>>1516
Lets see here... First of all. it seems like ONE thing you don't understand is geting more than the maximum number of effects. these pictures are about that. it's just about feeding one mixer channel into the next.
Another thing you may want to look at is Patcher. that's what the last screencap should be of. in it I have made my own custom band-split distortion and effects chain, which does all manner of crazy. but its pretty straight-forward how it works. the yellow lines are audio, the green/teal lines are control/modulation inputs. If it's not clear, this splits the sound into different frequency ranges for different effects chains, and then mixes them back together.
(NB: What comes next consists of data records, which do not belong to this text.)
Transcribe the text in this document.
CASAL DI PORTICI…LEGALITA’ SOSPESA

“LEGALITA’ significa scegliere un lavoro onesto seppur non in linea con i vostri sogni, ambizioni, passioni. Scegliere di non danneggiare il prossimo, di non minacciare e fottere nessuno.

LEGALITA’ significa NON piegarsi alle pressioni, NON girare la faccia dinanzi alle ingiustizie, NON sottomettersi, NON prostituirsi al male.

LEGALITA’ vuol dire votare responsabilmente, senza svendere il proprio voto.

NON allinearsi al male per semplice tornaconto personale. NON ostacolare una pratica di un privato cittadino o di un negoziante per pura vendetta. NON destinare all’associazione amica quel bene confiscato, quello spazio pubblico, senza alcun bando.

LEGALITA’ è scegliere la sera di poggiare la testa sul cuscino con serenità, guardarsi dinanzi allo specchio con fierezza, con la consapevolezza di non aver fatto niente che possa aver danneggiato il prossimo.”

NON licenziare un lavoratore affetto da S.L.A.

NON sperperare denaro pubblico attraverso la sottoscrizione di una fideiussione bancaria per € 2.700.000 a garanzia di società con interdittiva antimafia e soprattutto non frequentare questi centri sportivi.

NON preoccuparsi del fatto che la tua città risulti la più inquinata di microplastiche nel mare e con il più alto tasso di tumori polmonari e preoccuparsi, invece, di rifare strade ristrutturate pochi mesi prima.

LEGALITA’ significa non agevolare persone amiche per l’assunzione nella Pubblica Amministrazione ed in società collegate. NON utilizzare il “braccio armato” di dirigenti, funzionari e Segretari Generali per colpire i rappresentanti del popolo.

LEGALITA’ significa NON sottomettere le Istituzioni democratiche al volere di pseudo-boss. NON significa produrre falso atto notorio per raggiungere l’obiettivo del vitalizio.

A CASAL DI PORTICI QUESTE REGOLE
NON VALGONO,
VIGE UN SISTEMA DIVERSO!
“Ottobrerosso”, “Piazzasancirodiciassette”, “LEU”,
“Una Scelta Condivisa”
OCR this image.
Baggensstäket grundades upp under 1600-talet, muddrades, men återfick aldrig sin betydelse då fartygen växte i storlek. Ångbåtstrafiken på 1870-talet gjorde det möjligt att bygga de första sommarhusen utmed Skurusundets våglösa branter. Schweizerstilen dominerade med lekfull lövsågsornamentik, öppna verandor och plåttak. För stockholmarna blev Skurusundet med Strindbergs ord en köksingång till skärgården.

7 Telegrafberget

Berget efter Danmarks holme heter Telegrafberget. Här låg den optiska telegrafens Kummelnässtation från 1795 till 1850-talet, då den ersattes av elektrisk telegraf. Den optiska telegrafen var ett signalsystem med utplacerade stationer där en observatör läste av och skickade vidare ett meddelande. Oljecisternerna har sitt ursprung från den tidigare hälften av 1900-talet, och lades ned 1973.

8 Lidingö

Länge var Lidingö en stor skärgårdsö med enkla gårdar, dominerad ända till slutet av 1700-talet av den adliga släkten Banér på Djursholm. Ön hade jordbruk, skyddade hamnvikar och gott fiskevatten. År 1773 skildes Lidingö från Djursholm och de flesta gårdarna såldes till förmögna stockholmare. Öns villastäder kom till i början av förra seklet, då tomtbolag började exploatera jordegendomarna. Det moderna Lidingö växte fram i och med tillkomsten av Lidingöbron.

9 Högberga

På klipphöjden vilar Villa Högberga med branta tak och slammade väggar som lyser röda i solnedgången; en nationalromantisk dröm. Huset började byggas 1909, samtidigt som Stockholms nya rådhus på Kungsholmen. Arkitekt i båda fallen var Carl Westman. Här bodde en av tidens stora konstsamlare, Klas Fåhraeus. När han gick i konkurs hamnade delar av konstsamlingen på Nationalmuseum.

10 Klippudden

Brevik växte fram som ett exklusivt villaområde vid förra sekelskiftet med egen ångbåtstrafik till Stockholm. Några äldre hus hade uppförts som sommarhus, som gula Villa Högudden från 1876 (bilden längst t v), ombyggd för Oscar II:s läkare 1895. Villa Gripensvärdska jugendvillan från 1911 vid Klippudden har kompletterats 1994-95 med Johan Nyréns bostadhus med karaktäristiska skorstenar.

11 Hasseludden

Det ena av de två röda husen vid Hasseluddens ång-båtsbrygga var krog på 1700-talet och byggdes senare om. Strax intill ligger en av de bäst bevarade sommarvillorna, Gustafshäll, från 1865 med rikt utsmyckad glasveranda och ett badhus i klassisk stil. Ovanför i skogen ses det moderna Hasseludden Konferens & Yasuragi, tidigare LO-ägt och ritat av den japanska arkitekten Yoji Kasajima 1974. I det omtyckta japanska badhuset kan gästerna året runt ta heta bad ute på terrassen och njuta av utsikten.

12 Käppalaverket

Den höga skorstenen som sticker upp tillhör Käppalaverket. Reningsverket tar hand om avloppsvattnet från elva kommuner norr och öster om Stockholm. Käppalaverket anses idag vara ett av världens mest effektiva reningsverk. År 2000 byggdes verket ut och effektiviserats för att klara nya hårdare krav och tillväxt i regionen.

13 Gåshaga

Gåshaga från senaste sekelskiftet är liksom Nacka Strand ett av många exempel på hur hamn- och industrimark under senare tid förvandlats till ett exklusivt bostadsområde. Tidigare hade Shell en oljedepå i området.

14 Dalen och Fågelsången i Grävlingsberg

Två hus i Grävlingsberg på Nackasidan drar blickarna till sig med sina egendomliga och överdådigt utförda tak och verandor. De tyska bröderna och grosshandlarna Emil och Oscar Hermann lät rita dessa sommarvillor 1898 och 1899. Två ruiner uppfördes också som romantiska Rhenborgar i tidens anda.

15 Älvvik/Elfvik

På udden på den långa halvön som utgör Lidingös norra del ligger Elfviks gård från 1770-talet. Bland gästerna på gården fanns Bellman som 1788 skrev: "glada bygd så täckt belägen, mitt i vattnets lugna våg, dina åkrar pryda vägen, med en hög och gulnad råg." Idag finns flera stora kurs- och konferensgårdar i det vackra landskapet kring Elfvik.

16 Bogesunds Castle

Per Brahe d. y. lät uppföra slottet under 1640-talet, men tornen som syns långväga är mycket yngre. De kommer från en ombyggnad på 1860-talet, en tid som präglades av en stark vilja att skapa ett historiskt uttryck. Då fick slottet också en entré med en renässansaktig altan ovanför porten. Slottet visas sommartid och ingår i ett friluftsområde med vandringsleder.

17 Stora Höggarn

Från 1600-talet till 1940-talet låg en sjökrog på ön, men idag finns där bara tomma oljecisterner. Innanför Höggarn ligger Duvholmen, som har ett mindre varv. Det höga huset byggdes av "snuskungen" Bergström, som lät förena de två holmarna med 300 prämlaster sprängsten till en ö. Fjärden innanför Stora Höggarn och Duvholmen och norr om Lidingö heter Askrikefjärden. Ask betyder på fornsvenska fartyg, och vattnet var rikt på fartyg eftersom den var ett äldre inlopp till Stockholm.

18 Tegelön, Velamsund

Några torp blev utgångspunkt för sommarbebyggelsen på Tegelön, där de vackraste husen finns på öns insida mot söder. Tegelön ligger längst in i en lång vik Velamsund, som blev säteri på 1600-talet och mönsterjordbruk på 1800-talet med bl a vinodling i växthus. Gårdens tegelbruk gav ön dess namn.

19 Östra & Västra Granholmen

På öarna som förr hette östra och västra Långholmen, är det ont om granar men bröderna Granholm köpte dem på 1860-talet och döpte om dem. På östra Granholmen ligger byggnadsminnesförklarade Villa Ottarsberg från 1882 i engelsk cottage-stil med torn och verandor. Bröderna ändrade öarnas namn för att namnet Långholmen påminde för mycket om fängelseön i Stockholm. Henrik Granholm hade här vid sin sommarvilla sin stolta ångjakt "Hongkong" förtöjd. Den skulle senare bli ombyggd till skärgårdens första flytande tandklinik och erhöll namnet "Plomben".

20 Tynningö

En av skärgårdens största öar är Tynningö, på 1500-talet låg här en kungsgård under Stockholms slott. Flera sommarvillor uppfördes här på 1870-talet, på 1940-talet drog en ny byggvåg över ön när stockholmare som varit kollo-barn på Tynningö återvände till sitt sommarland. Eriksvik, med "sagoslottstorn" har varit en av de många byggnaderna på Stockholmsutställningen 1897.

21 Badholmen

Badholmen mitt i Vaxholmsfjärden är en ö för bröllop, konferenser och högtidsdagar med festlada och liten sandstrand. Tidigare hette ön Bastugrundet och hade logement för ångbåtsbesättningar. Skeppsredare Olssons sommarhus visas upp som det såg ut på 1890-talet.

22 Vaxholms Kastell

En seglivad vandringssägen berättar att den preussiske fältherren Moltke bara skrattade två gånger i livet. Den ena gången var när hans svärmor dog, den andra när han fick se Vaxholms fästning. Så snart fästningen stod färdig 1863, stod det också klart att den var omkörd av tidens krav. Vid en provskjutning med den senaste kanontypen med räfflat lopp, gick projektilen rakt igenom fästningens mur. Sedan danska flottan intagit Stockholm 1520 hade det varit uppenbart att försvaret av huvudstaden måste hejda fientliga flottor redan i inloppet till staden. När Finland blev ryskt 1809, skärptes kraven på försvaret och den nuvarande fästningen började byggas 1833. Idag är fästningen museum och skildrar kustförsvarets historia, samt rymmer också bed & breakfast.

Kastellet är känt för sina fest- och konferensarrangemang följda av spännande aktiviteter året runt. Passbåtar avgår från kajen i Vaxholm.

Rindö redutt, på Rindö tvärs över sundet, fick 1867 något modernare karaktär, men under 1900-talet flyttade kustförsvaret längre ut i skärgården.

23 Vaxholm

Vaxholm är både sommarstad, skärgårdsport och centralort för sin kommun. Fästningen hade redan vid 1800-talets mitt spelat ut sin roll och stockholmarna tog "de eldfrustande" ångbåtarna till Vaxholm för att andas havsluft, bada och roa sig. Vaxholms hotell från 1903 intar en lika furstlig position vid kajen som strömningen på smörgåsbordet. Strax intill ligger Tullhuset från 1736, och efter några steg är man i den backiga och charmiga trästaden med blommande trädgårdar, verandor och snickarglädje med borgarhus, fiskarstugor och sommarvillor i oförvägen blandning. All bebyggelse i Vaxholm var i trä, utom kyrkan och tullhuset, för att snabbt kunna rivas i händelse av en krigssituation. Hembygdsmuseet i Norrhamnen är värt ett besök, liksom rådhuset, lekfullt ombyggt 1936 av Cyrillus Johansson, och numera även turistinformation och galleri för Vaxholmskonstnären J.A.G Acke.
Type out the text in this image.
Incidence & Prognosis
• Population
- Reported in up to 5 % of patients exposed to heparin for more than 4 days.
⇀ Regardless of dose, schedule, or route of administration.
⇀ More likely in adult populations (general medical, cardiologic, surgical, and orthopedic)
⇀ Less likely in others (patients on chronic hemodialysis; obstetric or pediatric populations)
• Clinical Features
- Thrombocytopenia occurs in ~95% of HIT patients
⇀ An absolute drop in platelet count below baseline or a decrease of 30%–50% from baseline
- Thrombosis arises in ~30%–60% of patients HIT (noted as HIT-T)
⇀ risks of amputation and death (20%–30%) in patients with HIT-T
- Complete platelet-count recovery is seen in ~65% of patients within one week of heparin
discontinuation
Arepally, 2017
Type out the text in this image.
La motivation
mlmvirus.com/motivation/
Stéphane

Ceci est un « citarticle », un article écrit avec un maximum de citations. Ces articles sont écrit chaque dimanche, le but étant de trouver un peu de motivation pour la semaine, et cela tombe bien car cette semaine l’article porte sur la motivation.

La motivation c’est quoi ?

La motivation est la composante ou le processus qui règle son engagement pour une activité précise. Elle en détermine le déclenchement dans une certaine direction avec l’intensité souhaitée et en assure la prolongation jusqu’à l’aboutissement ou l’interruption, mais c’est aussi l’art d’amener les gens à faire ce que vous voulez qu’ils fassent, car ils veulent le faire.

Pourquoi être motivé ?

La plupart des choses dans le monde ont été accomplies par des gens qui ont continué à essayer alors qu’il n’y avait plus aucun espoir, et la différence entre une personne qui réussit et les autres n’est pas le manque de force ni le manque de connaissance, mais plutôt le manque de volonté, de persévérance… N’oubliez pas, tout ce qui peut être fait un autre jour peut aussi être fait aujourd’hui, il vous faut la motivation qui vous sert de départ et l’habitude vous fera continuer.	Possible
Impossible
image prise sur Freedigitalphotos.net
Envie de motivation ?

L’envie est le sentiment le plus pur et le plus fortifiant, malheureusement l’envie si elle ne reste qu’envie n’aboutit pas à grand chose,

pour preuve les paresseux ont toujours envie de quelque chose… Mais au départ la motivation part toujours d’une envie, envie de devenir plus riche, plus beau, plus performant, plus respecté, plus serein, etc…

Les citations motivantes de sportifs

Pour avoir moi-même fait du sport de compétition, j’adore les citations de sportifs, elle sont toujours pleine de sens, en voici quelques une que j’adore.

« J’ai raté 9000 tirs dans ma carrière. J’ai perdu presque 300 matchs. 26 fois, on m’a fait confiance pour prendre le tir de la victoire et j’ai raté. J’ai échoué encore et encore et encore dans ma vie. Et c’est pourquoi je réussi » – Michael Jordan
As for the last thing. it seems you want to have multiple sounds with multiple parallel effects chains then go through the same bus, and then split again. This cannot in and of itself be done. If you set it up to do that through either patcher, or channel routing, you would have to use something like Edison to RECORD EACH SOUND SEPARATELY and then play the recordings on a separate channel, and clear those mixer channels later.
Otherwise, it's impossible.
Lets say your lead has a band pass, a distortion, a reverb, and a compressor,
and your bass has a lowpass, a distortion, and another lowpass
Then your drums just have an EQ and reverb.
Then you want to send those together through an EQ and a compressor.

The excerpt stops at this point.